Tunisie. Un documentaire sur l’affaire de Soliman fait polémique

Sabeur Ragoubi, l’un des terroristes djihadistes libérés au lendemain de la révolution tunisienne.

Un documentaire qui revient sur l'affaire de Soliman (2006), diffusé mardi sur la chaîne Ettounsiya, agite web et réseaux sociaux en Tunisie. Beaucoup pensent qu'il humanise les terroristes djihadistes en les présentant comme étant avant tout des victimes de l’ex régime Ben Ali.


 

Depuis sa création par le magnat des médias Sami Fehri (un ex proche du clan Trabelsi), après des démêlés judiciaires suite à la révolution, la chaîne privée Ettounsiya brille par une certaine créativité conceptuelle, même si les concepts sont souvent largement inspirés d’émissions occidentales.

« L’audience est levée » s’inspire ouvertement de l’émission présentée jusqu’en 2011 par Christophe Hondelatte sur France 2 « Faites entrer l’accusé », alliant reconstitution de crimes célèbres et commentaires, voire contre-enquêtes.

Dans son dernier opus en date diffusé en prime time hier soir mardi, avec la mention interdit au moins de 12 ans, l’émission se propose de revenir sur l’affaire dite de Soliman.
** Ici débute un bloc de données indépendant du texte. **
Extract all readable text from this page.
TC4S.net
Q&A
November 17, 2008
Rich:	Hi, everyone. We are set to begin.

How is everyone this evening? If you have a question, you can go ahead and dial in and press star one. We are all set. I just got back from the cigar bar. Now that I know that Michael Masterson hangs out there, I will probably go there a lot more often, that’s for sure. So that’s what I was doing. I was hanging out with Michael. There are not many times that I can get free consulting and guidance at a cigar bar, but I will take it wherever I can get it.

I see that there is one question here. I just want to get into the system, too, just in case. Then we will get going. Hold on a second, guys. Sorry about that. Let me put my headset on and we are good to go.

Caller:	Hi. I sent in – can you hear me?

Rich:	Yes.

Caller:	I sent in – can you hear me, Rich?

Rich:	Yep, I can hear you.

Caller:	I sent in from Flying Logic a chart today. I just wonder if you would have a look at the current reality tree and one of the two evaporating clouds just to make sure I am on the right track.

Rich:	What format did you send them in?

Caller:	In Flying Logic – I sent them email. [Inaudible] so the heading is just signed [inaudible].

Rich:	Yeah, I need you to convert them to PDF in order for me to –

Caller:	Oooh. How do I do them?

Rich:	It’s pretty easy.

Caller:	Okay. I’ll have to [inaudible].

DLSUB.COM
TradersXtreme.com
Un groupe d’une trentaine de djihadistes tunisiens armés, dont des éléments algériens affiliés au GSPC, s’était retranché dans les montagnes de la région du même nom au sud-ouest du Cap Bon, pour fuir la traque des forces de l’ordre.

L’intervention de troupes d’élite de la gendarmerie (deux fusillades fin 2006 et début 2007) s’était soldée par la mort de 3 gendarmes et de 10 terroristes. L’un des leaders du groupe, Sabeur Ragoubi, avait été condamné à la peine de mort.

Une relecture historique ?

Première spécificité de l’épisode controversé : le quota des témoignages fait la part belle aux terroristes eux-mêmes qui font le récit de leurs propres péripéties. Ceux-ci ont en effet tous été libérés au lendemain de la révolution tunisienne, dès le 1er mars 2011, à la faveur de l’amnistie générale décrétée par le gouvernement provisoire de Mohamed Ghannouchi.

Cela rappelle incidemment que la définition des « prisonniers politiques » ou d’opinion avait alors englobé les prisonniers purgeant une peine pour actes de terrorisme.

La forme que prend la narration pose aussi problème selon plusieurs spectateurs qui continuent de fustiger un choix éditorial irresponsable de la part de la chaîne : la réalisation a opté pour une mise en scène d’une épopée héroïque, louant par moments le courage et la détermination des combattants salafistes.

L’accent est mis sur la description détaillée des affres de la torture et de ses traces physiques encore présentes, de la simulation de noyade à l’arrachage de dents.

Autre polémique, le vocabulaire choisi par les témoins tout sourire : il s’agit de « frères » accomplissant « un devoir », martyrisés par des forces de l’ordre dont aucun représentant n’est entendu par l’équipe de l’émission.

On apprend ainsi que les militants islamistes ont pris les armes dès 2004 suite à une fatwa du cheikh Qaradhaoui, en représailles aux mesures d’interdiction du voile islamique par l’ancien régime.

Ethiquement problématique

Une semaine après le 11 septembre 2001, le célèbre éditorialiste américain Bill Maher perdait son show, évincé suite aux pressions des annonceurs. Il avait acquiescé aux propos de l’un de ses invités qui avait considéré que les terroristes étaient davantage des guerriers en affirmant : « Rester dans un avion qui va se crasher dans un building, on peut dire ce qu'on veut, ce n'est pas de la lâcheté. »

Septembre 2002, le yéménite Ramzi Ben Al Chib est arrêté suite à la diffusion d'un entretien réalisé à Karachi au Pakistan par Al Jazira, dans lequel il revendique l'organisation logistique des attentats du 11 septembre 2001.

Des voix s’élèvent en Tunisie pour dénoncer une surenchère dans le sensationnel médiatique. Avec l’explosion de la parole libre en Tunisie, les médias alternent le pire et le meilleur. Si le documentaire d’Ettounsiya a une valeur historique indéniable, il a contribué selon de nombreux spectateurs à la banalisation de la parole djihadiste.